1970s advertising campaign for Dannon (Danone) yogurt in the USA

In Soviet Georgia was the name of a 1970s advertising campaign used by Dannon yogurt in the United States to make the argument that eating the product would make one healthier. The campaign was lucrative for Dannon, allowing it to make profits after years of losses. The campaign ran from October 1976 to 1978 in U.S. television and print advertisements. Unique in that it was the first American TV commercial to be produced in the then Soviet Republic of Georgia (now the independent nation of Georgia), the commercial won numerous advertising plaudits.

==Creation==

The campaign was penned by the Marsteller advertising agency at the urging of the CEO of Danone's U.S. division at the time, Juan Metzger; he wished to market Dannon yogurt in a more health-conscious direction. The production crew travelled to Abkhazia in July 1976 to film the spots.
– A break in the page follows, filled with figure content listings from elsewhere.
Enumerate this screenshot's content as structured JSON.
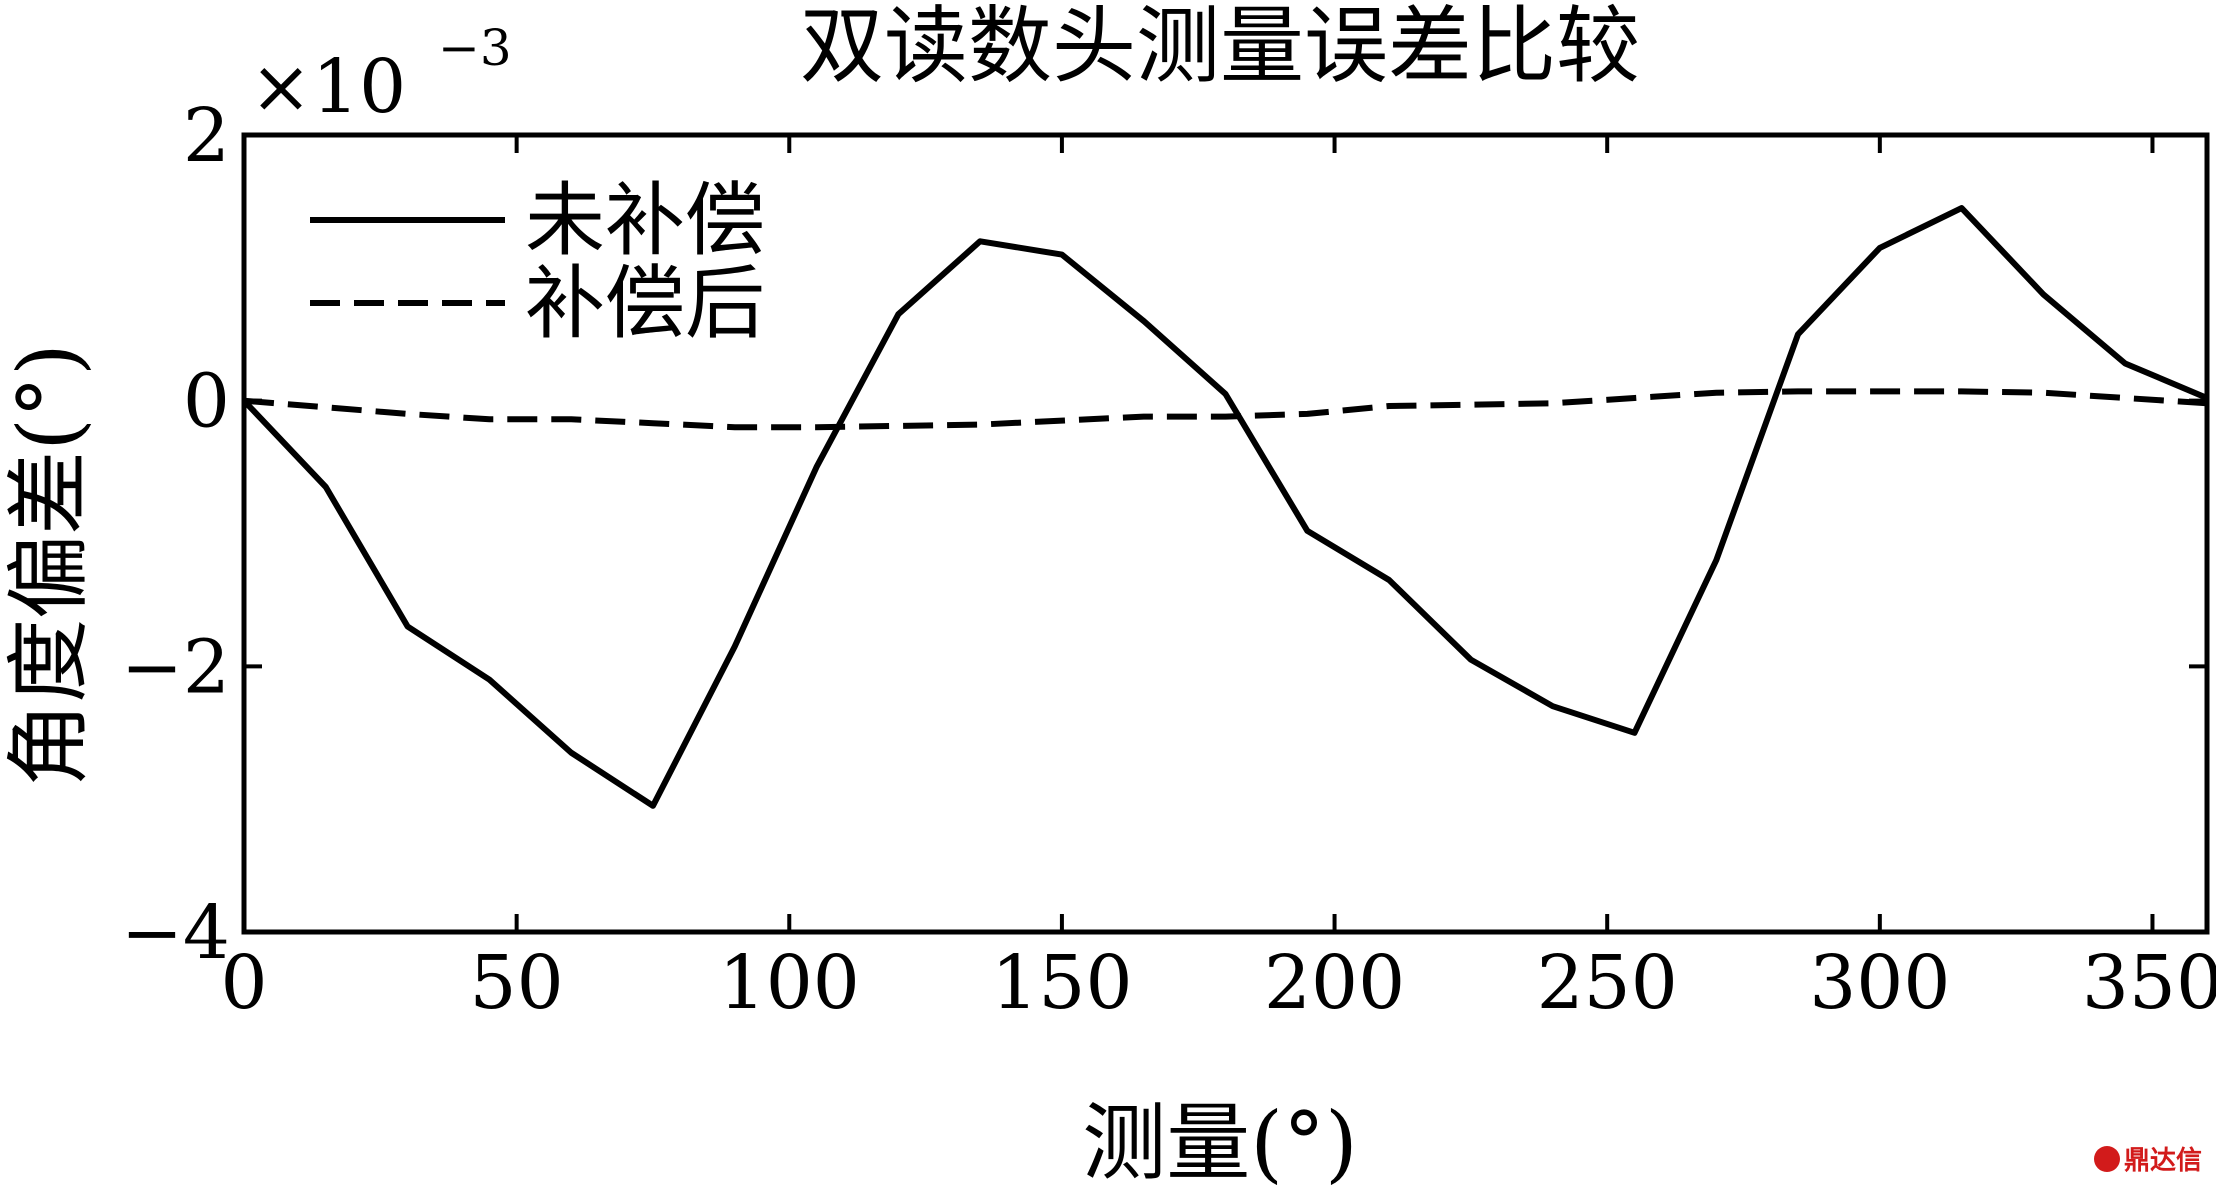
{
  "chart_data": {
    "type": "line",
    "title": "双读数头测量误差比较",
    "xlabel": "测量(°)",
    "ylabel": "角度偏差(°)",
    "y_multiplier": "×10",
    "y_exponent": "−3",
    "xlim": [
      0,
      360
    ],
    "ylim": [
      -4,
      2
    ],
    "xticks": [
      0,
      50,
      100,
      150,
      200,
      250,
      300,
      350
    ],
    "xtick_labels": [
      "0",
      "50",
      "100",
      "150",
      "200",
      "250",
      "300",
      "350"
    ],
    "yticks": [
      2,
      0,
      -2,
      -4
    ],
    "ytick_labels": [
      "2",
      "0",
      "−2",
      "−4"
    ],
    "grid": false,
    "legend_position": "top-left",
    "series": [
      {
        "name": "未补偿",
        "style": "solid",
        "x": [
          0,
          15,
          30,
          45,
          60,
          75,
          90,
          105,
          120,
          135,
          150,
          165,
          180,
          195,
          210,
          225,
          240,
          255,
          270,
          285,
          300,
          315,
          330,
          345,
          360
        ],
        "y": [
          0,
          -0.65,
          -1.7,
          -2.1,
          -2.65,
          -3.05,
          -1.85,
          -0.5,
          0.65,
          1.2,
          1.1,
          0.6,
          0.05,
          -0.98,
          -1.35,
          -1.95,
          -2.3,
          -2.5,
          -1.2,
          0.5,
          1.15,
          1.45,
          0.8,
          0.28,
          0.02
        ],
        "color": "#000000"
      },
      {
        "name": "补偿后",
        "style": "dashed",
        "x": [
          0,
          15,
          30,
          45,
          60,
          75,
          90,
          105,
          120,
          135,
          150,
          165,
          180,
          195,
          210,
          225,
          240,
          255,
          270,
          285,
          300,
          315,
          330,
          345,
          360
        ],
        "y": [
          0,
          -0.05,
          -0.1,
          -0.14,
          -0.14,
          -0.17,
          -0.2,
          -0.2,
          -0.19,
          -0.18,
          -0.15,
          -0.12,
          -0.12,
          -0.1,
          -0.04,
          -0.03,
          -0.02,
          0.02,
          0.06,
          0.07,
          0.07,
          0.07,
          0.06,
          0.02,
          -0.02
        ],
        "color": "#000000"
      }
    ]
  },
  "watermark": {
    "text": "鼎达信",
    "color": "#d21b1b"
  }
}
In October 1976, the first commercials aired on U.S. television, and the first print advertisements were run in TIME and Newsweek. Similar ad campaigns followed in 1977 and 1978. The commercial entitled Son of Russia won a Clio Award in 1978. It was written by Steve Kasloff and the creative director was Peter Lubalin.

==Television commercials==

In the commercials, shots of elderly Georgian farmers were interspersed with an off-camera announcer intoning, "In Soviet Georgia, where they eat a lot of yogurt, a lot of people live past 100." Each shot had a caption at the bottom, which would tell the audience the farmer's name and his or her age, which ranged from 95 to 105. One such commercial ended with a shot of an old man eating Dannon yogurt, with a woman who was purported to be his 114-year-old mother looking at him fondly. The announcer said, "89-year old Bagrat Tabaghua... ate two cups. That pleased his mother very much." The actual ages of the farmers shown were disputed afterwards and were never proven by the Dannon company.

==Success of the campaign==

Advertising periodicals such as Advertising Age, The Chief Executive, and The Wise Marketer cited the commercials as a good example of business strategy. In the case of Advertising Age, they ranked In Soviet Georgia in the Top 50 of the best TV commercials of all time and #89 on the list of the 100 Greatest Advertising Campaigns.

Marketing analysts for The Wise Marketer noted that after the In Soviet Georgia ads, the Dannon company reversed a loss trend and started making profits in 1975, which would not end until the fiscal year 1990, when price hikes for yogurt across the board caused sales to decline.

==Reruns==

Starting in 1996, the ads were replayed on the classic television channel TV Land, and its offshoot, TV Land Canada.